Only 7% of practice managers are partners in their practice, although more than eight in 10 think they should be given the opportunity, research has shown.
The study, carried out by the London School of Hygiene and Tropical Medicine in 2017 and funded by the Health Foundation, found that only 95 of 1,285 practice manager respondents were business partners.
However, 82% thought they should be able to become one.
The report also found that male practice managers are almost twice as likely to be partners than their female colleagues, at 11% and 6% respectively.
This follows the news that practice management has a significant gender pay gap, with more than twice as many male practice managers in the UK earning over £50,000 a year compared to their female counterparts.
Larger practices were also more than twice as likely to have a practice manager serving as partner than smaller practices, according to the study.
In practices with a list size of over 10,000, 11% of practice managers were partners, while in practices with under 5,000 patients only 4% had this role.
‘Face of the practice’?
Study author Dr Jennifer Gosling said: ‘With changes to primary care and shifts towards part-time working among the GP workforce, perhaps it is time to recognise the practice manager as a full member of the leadership team running the business and give them a real investment in its future.
‘It’s time to stop seeing only the GP as the face of the practice.’
Earlier this month, it was revealed that practice managers provide strategic leadership and management within their practices and are increasingly involved in organisations outside the practice.
Dr Gosling recommended that practice managers work across organisations to negotiate and liaise with their peers ‘rather than the default being to contact the GP’.
Primary care networks (PCNs) may provide an opportunity to do so, with the BMA’s PCN handbook suggesting networks include a board of practice managers from member practices to share ideas and best practice.
Earlier this year, the first cohort of practice managers completed a new primary care at scale diploma that aims to prepare them to run networks.
Dr Gosling added that practice managers are ‘beginning to challenge the primacy of GPs as practice leads’.

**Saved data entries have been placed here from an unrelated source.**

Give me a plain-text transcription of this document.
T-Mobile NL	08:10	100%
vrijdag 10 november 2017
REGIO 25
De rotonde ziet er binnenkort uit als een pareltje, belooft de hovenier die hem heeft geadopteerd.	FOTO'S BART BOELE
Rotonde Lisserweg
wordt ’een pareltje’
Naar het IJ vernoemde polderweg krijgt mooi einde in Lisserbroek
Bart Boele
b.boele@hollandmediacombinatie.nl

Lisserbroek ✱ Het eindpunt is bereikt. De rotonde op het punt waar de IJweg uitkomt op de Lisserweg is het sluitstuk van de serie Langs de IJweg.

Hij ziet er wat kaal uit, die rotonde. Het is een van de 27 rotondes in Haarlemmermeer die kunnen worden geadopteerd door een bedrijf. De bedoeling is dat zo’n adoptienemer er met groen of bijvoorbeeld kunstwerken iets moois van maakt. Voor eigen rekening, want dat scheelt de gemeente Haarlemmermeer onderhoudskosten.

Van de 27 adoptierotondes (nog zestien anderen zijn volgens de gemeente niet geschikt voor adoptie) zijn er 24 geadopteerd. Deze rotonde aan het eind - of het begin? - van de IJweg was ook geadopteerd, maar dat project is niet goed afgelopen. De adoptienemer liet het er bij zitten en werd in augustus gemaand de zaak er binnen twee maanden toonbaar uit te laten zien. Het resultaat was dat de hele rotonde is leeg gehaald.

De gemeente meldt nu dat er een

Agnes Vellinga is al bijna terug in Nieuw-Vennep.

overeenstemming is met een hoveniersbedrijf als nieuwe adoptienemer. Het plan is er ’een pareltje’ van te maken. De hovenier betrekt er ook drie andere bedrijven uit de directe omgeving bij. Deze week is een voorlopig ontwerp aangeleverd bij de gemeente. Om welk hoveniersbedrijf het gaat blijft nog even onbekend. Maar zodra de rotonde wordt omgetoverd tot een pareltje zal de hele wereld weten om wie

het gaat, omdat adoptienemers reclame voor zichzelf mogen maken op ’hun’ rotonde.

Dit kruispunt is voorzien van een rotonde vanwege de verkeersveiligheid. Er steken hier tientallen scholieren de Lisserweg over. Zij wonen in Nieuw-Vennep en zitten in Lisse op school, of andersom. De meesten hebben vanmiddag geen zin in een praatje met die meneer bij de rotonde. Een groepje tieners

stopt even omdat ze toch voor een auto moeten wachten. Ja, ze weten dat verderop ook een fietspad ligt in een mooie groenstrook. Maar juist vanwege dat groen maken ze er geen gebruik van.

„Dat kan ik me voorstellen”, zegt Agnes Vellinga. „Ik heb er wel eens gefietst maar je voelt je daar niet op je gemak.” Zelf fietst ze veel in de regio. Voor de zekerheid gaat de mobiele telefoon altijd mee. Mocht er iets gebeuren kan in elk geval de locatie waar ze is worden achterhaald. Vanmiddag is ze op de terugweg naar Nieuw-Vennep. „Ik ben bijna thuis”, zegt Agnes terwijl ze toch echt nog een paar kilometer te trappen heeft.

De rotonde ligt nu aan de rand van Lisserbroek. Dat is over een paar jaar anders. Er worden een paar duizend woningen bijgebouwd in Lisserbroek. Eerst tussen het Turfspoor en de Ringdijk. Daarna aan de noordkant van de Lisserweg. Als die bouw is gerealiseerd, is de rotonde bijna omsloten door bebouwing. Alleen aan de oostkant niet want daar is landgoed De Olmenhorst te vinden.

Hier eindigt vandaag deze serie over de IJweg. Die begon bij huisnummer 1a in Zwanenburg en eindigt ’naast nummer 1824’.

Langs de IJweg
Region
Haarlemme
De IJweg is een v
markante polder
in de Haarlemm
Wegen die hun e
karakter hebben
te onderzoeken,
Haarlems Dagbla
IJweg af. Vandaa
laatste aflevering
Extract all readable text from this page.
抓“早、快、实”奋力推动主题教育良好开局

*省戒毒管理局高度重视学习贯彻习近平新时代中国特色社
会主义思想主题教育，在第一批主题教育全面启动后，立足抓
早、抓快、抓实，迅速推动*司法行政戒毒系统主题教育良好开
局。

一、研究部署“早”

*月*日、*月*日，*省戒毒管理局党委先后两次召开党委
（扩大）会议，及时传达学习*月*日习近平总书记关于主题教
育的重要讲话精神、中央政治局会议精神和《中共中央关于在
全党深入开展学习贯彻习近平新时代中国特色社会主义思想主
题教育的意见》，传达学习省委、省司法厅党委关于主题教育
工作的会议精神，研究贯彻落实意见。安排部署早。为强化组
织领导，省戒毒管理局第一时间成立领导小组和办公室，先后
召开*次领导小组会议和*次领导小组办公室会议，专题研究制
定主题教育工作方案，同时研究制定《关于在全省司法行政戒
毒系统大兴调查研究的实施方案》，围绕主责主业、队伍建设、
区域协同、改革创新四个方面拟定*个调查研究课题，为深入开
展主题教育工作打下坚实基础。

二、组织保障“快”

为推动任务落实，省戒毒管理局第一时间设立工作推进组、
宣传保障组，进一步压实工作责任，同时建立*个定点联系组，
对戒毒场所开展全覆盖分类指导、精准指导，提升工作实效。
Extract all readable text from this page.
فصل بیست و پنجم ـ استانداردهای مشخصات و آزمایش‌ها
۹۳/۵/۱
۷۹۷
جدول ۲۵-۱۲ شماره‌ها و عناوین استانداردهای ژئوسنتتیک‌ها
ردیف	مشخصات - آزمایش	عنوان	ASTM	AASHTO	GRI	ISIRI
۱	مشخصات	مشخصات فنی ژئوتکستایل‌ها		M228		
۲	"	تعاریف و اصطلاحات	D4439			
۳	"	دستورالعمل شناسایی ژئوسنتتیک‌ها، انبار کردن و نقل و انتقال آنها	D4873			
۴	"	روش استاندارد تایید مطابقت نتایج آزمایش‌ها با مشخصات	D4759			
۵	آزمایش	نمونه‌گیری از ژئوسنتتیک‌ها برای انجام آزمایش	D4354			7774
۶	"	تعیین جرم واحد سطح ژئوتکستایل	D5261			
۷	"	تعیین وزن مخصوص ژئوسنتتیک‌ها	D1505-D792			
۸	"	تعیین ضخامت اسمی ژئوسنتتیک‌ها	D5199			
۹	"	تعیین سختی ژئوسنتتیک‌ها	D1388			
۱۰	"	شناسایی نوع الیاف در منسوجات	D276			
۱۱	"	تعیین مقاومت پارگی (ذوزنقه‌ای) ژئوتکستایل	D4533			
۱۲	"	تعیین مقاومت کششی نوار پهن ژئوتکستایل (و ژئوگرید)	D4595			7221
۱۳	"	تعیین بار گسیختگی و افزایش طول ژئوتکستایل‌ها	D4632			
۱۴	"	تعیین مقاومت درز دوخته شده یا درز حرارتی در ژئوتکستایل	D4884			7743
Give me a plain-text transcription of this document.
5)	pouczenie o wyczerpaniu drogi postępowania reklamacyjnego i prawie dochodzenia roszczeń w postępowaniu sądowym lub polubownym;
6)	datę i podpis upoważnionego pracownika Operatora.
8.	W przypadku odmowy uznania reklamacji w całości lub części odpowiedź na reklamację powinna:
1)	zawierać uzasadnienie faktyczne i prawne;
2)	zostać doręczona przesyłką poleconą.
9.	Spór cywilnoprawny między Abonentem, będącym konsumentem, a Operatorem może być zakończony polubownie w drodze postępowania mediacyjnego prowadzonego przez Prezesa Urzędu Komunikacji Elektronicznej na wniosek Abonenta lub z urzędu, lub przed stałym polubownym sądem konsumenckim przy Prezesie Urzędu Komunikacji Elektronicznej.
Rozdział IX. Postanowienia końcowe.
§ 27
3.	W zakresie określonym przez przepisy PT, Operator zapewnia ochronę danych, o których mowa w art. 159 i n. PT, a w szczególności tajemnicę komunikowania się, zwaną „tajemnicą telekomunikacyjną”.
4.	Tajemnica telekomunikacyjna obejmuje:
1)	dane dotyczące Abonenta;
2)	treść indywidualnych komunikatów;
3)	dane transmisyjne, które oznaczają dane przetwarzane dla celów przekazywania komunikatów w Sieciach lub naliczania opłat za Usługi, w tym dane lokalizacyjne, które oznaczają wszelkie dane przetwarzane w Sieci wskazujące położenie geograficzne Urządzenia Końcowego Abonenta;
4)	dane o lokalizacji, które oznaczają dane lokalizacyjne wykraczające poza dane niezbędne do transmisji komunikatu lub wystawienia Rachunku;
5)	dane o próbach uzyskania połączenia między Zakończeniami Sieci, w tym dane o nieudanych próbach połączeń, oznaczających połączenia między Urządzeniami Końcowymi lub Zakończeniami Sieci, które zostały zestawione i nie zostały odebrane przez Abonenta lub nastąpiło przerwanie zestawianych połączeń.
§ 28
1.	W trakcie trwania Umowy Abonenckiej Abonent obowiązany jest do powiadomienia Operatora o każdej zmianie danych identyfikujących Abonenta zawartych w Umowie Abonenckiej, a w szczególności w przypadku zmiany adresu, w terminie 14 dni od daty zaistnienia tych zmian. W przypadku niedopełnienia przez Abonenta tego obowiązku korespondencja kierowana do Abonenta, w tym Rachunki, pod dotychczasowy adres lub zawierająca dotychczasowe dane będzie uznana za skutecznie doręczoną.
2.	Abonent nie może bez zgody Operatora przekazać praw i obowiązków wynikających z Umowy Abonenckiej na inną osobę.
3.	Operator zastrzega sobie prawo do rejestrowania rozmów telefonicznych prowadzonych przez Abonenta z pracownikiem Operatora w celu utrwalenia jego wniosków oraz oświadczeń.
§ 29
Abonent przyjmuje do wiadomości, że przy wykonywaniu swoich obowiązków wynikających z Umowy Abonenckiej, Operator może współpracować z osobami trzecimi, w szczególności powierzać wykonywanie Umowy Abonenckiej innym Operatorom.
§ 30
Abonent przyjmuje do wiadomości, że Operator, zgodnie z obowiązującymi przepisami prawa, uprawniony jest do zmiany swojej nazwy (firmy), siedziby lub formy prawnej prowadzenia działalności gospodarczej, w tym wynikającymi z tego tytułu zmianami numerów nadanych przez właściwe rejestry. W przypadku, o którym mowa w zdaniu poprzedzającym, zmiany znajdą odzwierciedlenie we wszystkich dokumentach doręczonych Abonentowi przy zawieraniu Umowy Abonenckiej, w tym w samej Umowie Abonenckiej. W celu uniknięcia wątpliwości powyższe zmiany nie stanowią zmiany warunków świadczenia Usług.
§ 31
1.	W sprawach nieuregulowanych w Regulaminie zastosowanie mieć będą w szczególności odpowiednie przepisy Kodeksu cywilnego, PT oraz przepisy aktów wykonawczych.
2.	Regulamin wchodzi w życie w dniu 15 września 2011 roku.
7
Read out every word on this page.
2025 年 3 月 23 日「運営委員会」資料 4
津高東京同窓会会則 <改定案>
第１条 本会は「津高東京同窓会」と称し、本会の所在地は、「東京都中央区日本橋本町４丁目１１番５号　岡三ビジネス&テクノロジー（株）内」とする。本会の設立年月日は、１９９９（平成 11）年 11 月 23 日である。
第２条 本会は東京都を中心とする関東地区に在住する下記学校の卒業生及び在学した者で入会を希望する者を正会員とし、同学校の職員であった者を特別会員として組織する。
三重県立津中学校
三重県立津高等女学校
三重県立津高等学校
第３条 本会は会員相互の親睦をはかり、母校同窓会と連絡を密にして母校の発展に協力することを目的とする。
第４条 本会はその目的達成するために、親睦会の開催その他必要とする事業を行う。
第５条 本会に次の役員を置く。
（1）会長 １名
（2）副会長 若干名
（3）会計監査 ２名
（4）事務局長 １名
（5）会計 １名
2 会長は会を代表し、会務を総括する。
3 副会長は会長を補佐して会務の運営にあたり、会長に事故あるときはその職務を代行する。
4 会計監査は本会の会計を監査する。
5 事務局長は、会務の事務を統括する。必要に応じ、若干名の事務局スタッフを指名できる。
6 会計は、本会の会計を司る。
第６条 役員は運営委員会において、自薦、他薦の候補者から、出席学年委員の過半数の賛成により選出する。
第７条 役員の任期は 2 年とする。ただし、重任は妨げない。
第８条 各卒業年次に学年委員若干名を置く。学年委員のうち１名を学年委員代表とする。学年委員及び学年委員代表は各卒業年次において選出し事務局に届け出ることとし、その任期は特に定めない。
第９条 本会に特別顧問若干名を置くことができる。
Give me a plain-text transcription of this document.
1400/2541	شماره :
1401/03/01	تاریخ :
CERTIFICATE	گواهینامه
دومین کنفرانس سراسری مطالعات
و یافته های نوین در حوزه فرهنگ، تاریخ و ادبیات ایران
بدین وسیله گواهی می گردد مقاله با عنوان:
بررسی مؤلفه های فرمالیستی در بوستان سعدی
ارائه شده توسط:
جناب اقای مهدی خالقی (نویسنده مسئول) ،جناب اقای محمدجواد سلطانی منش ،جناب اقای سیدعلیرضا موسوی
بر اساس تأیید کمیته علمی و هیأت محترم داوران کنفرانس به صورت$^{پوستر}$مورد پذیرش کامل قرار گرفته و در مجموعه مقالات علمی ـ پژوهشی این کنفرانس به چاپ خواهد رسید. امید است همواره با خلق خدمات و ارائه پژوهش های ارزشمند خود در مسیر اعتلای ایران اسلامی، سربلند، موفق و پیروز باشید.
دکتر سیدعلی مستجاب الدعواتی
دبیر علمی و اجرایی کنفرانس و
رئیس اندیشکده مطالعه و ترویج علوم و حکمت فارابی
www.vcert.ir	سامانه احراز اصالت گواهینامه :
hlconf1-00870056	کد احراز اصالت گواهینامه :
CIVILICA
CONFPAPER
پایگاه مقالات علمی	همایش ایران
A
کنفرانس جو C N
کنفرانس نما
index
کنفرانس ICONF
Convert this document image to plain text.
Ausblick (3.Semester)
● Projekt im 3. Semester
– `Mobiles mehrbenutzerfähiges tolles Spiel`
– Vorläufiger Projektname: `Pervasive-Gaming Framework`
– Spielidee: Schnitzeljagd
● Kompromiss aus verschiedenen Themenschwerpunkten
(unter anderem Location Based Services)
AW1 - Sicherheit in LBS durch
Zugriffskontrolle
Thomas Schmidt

One anonymous respondent said: ‘This role has fundamentally changed over recent years, so much so that it can no longer be treated as a basic administrative post but is required to sit as part of the senior management team [and] also include organisational leadership and financial responsibility.’
GP reluctance
Gareth Thomas, business manager at West Quay Medical Centre in Barry, Wales, said that if partners value practice managers highly, they should offer them the opportunity to take on the partnership.
He said: ‘Practice managers are vital in ensuring the day-to-day running and development of the practice and it would allow them to feel personally involved and recognised, be rewarded and more importantly be retained.’
Mr Thomas added that practice managers may now be more interested in a partnership opportunity due to the increasing ‘reluctance of GPs’ to take on the role in recent years.
The GP Partnership review, published in January, found that ‘workload is the major factor that is causing GPs to leave the profession and discouraging GPs joining partnerships’ and recommended greater support for practice managers to help ease this.
Co-chair of the Practice Management Network Steve Williams suggested giving practice managers the opportunity to become partners could alleviate GP workload.
He said: ‘It would allow the existing partners – typically GPs – to focus on their chosen career and deal with the clinical aspects of the practice, while a managing partner could concentrate on the organisational and strategic objectives.
‘Practice managers can offer another skillset and their contribution could make a significant difference to the success of the practice.’
‘A risky proposition’
However, Practice Managers Association advisory group member Mairead Roche said she didn’t believe partnership should be ‘a right’ for practice managers although they may be invited to take on the role if they have shown ‘exceptional service and a commitment to staying at the practice’.
Research has shown that nearly half of practice managers have been in the job more than a decade and more than a third have been at their current practice for the same length of time.
Ms Roche added that practice manager partners would be ‘outnumbered and out-gunned when it came to decisions regarding staff rises and recruitment’.
She said: ‘It’s a risky proposition – I’d never contemplate it.’